One of the refreshing delights of the weekend was Peter Pan & Stardust Dancers, a dance concert choreographed by Eva Dean, presented at the Theater at the 14th Street Y. (To my astonishment, the YMCA has one of the largest, best-air-conditioned black box theaters downtown—with very comfy seats!) For an audience of parents with shockingly attentive young children, a company of seven dancers performed a short pantomime of Peter Pan set to music. But the real treat were the pieces that followed, creatively using glowing balls hanging from string, juggling on Rollerblades, and incorporating other props in fun, gracefully executed dances. At 45 minutes, it was exactly the right length, a joy from start to finish.

Playwrights generally regard two-person plays as being among the most difficult to write. How do you keep the action moving forward—and the audience invested—when there are just two characters? In Still Life, by Zeke Blackwell, the characters are two grapes hanging on a vine, so they have little choice but to talk to each other. They pass the time by debating everything under the sun, from semantics to linguistics to astrophysics. Most of the play is heady argument and wordplay with little emotional depth beyond Orley the Grape’s optimism and Donald the Grape’s pessimism. For this reason, the characters feel thinly written (more like the playwright arguing with himself) for three-fourths of the overlong 90 minutes, until Donald makes a pivotal decision to jump off the vine. That said, actors Gabe Greenspan and Tommy Bazarian carry the script with admirable energy. Greenspan in particular is superb: relaxed, natural, and lightning-quick.

For another take on the two-person play there isThe Spider at The C.O.W., an intense, hour-long drama from Bulgaria about a pair of adult conjoined twins (one male, one female) on the eve of their separation surgery. Actors Penko Gospodinov and Anastassia Liutova speak in rapid Bulgarian, but the depth of their brave, raw performances transcends language. The text appears in English subtitles on a screen behind them, and the script—by Dimitar Dimitrov and Yordan Slaveykov, who also direct—is economical and profound as it excavates the core relationship, one that is only as freakish as it is intimately relatable. Plays like The Spiderare the reason one goes to the theater. If you see just one FringeNYC play, see this one.

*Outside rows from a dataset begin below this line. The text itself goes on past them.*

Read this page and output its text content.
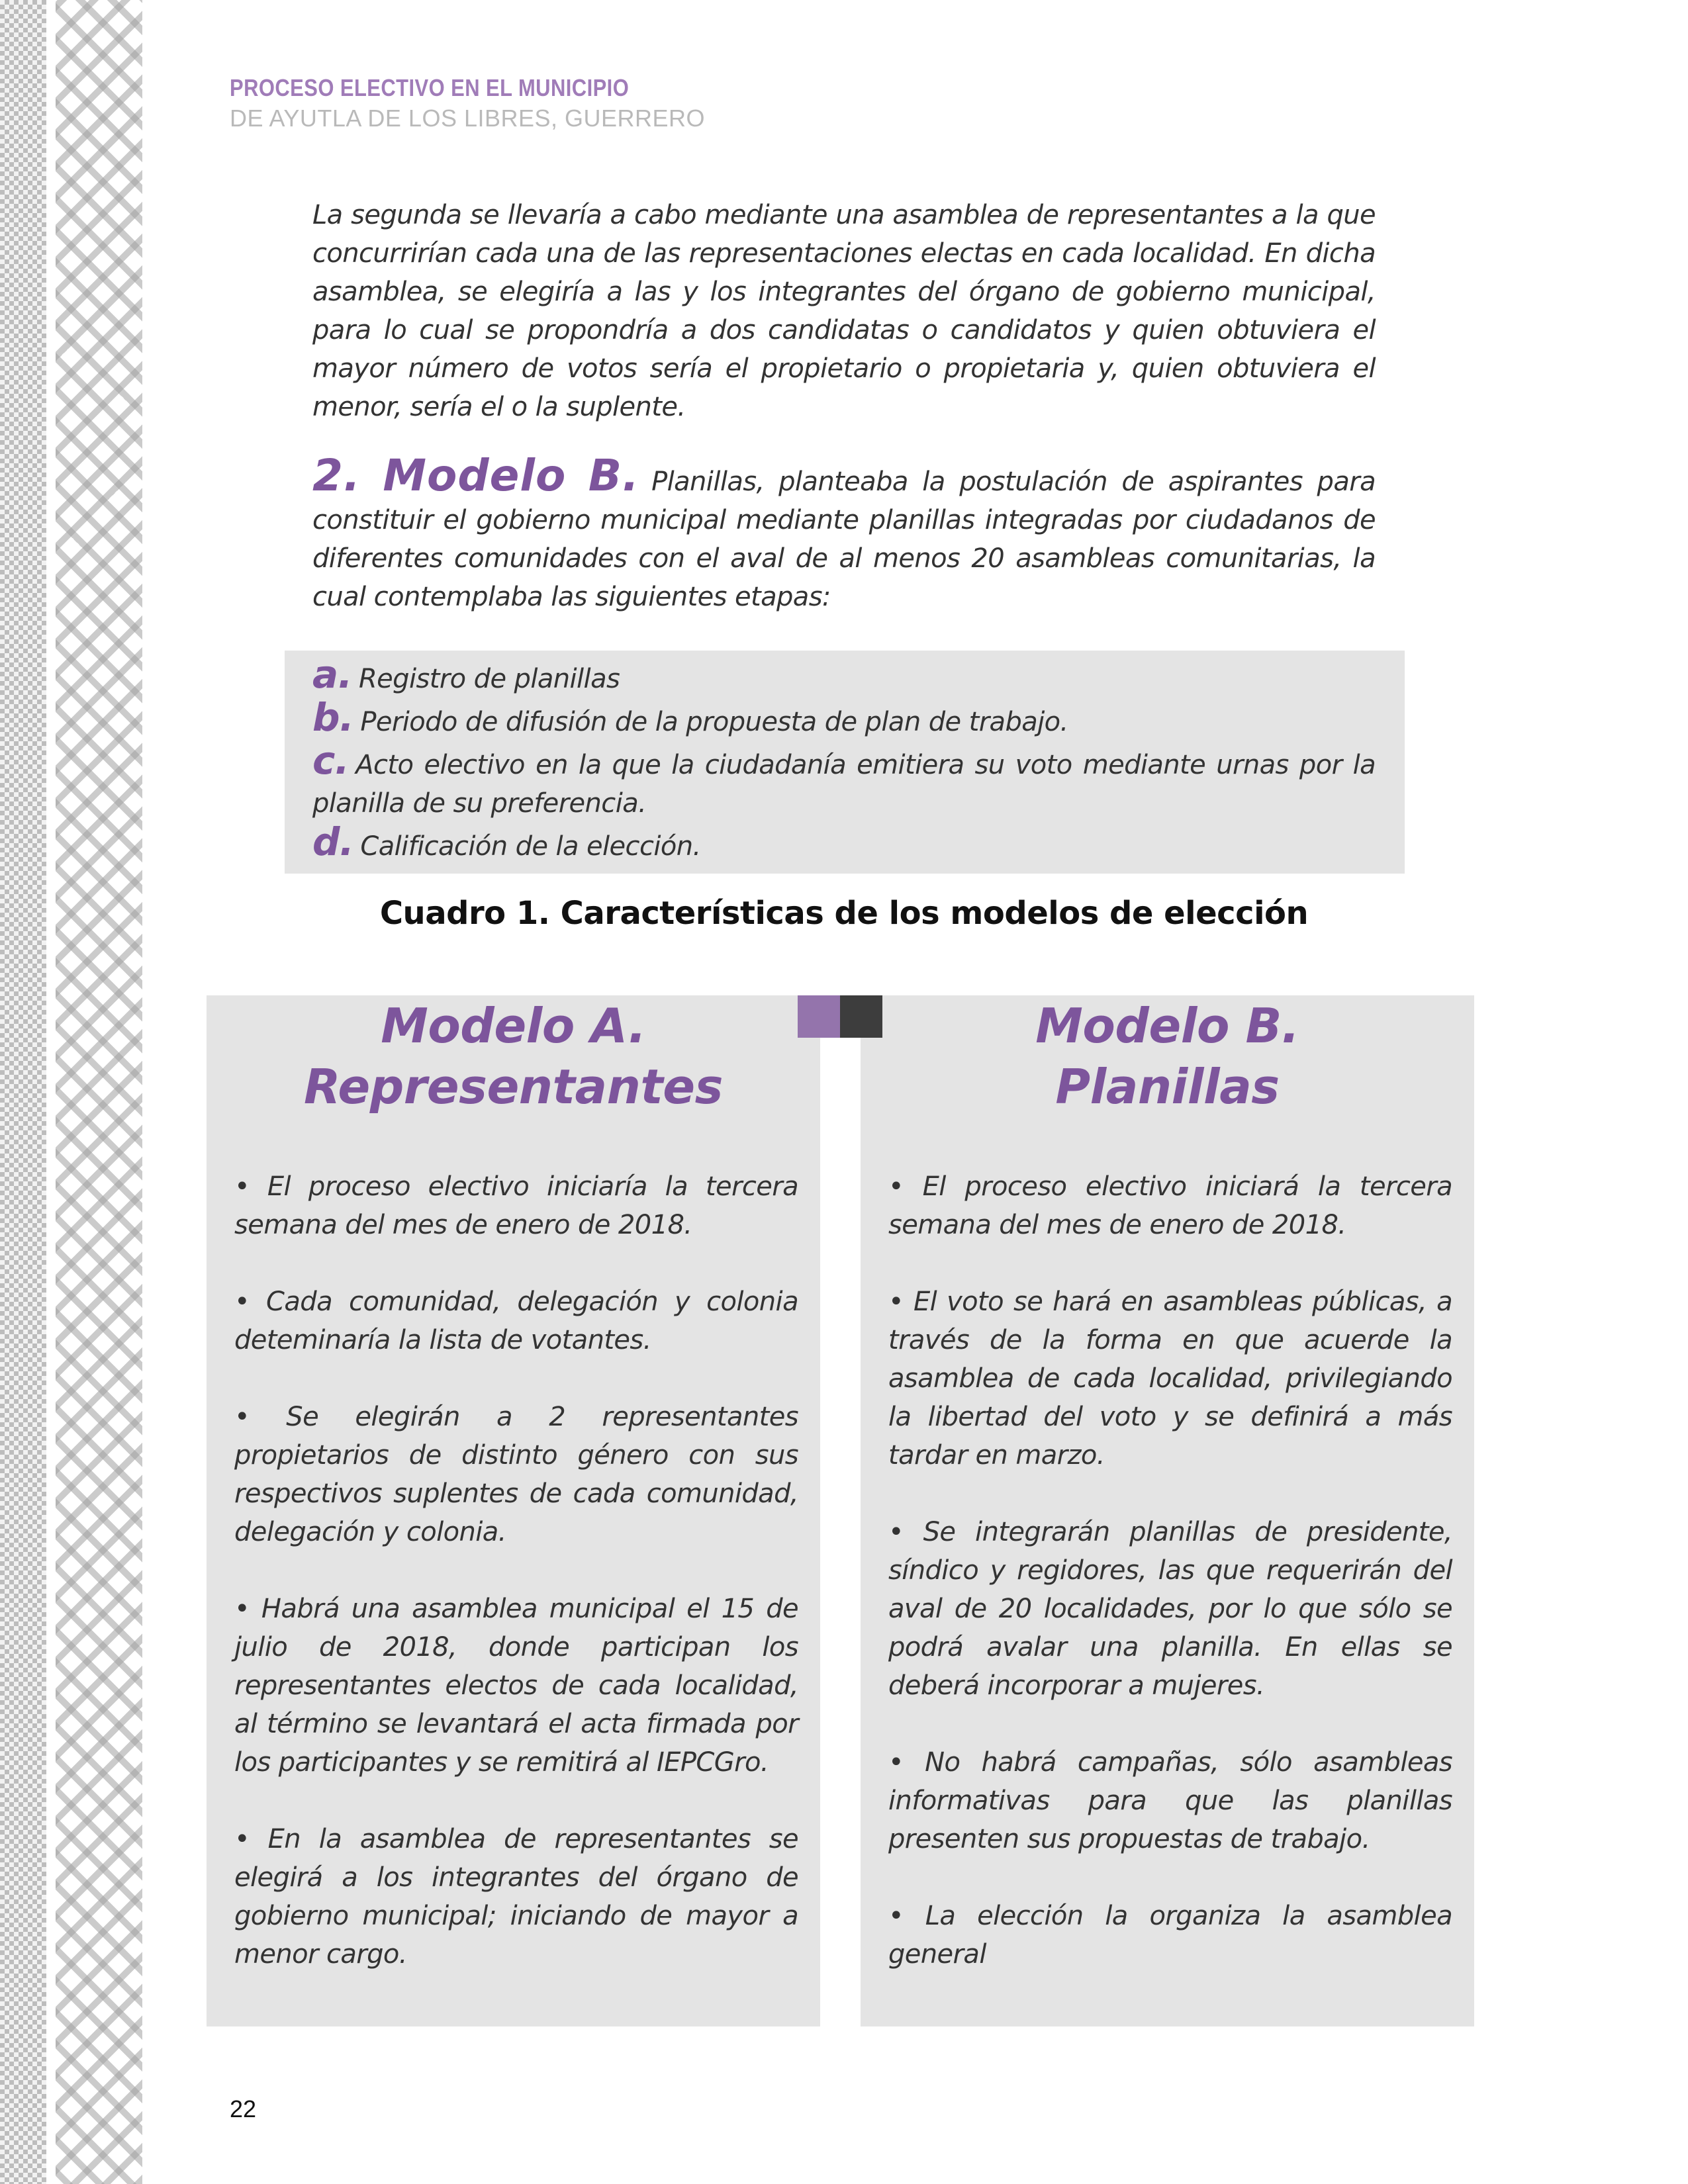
PROCESO ELECTIVO EN EL MUNICIPIO
DE AYUTLA DE LOS LIBRES, GUERRERO

La segunda se llevaría a cabo mediante una asamblea de representantes a la que concurrirían cada una de las representaciones electas en cada localidad. En dicha asamblea, se elegiría a las y los integrantes del órgano de gobierno municipal, para lo cual se propondría a dos candidatas o candidatos y quien obtuviera el mayor número de votos sería el propietario o propietaria y, quien obtuviera el menor, sería el o la suplente.

2. Modelo B. Planillas, planteaba la postulación de aspirantes para constituir el gobierno municipal mediante planillas integradas por ciudadanos de diferentes comunidades con el aval de al menos 20 asambleas comunitarias, la cual contemplaba las siguientes etapas:

a. Registro de planillas
b. Periodo de difusión de la propuesta de plan de trabajo.
c. Acto electivo en la que la ciudadanía emitiera su voto mediante urnas por la planilla de su preferencia.
d. Calificación de la elección.
Cuadro 1. Características de los modelos de elección
Modelo A.
Representantes

• El proceso electivo iniciaría la tercera semana del mes de enero de 2018.

• Cada comunidad, delegación y colonia deteminaría la lista de votantes.

• Se elegirán a 2 representantes propietarios de distinto género con sus respectivos suplentes de cada comunidad, delegación y colonia.

• Habrá una asamblea municipal el 15 de julio de 2018, donde participan los representantes electos de cada localidad, al término se levantará el acta firmada por los participantes y se remitirá al IEPCGro.

• En la asamblea de representantes se elegirá a los integrantes del órgano de gobierno municipal; iniciando de mayor a menor cargo.

Modelo B.
Planillas

• El proceso electivo iniciará la tercera semana del mes de enero de 2018.

• El voto se hará en asambleas públicas, a través de la forma en que acuerde la asamblea de cada localidad, privilegiando la libertad del voto y se definirá a más tardar en marzo.

• Se integrarán planillas de presidente, síndico y regidores, las que requerirán del aval de 20 localidades, por lo que sólo se podrá avalar una planilla. En ellas se deberá incorporar a mujeres.

• No habrá campañas, sólo asambleas informativas para que las planillas presenten sus propuestas de trabajo.

• La elección la organiza la asamblea general

22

My weekend ended with Pilot Fish, a satire of pilot season in Los Angeles, when actors, writers, and producers are clamoring to be “attached” to a fledgling TV show. Superficiality, sexual coercion, and plagiarism seem to be the stuff these prime-time sitcom dreams are made of. A hysterical masturbation monologue by actor Tom Coiner is a highlight, and Liam James Daniels stands out as he morphs between playing a jaded stand-up comic and various bit roles with the chameleonic skill of a great character actor. The script by Patrick Kennedyfeels like an insider’s take on Hollywood; beyond earning the laughs it aims to deliver, it will make you glad you live in New York.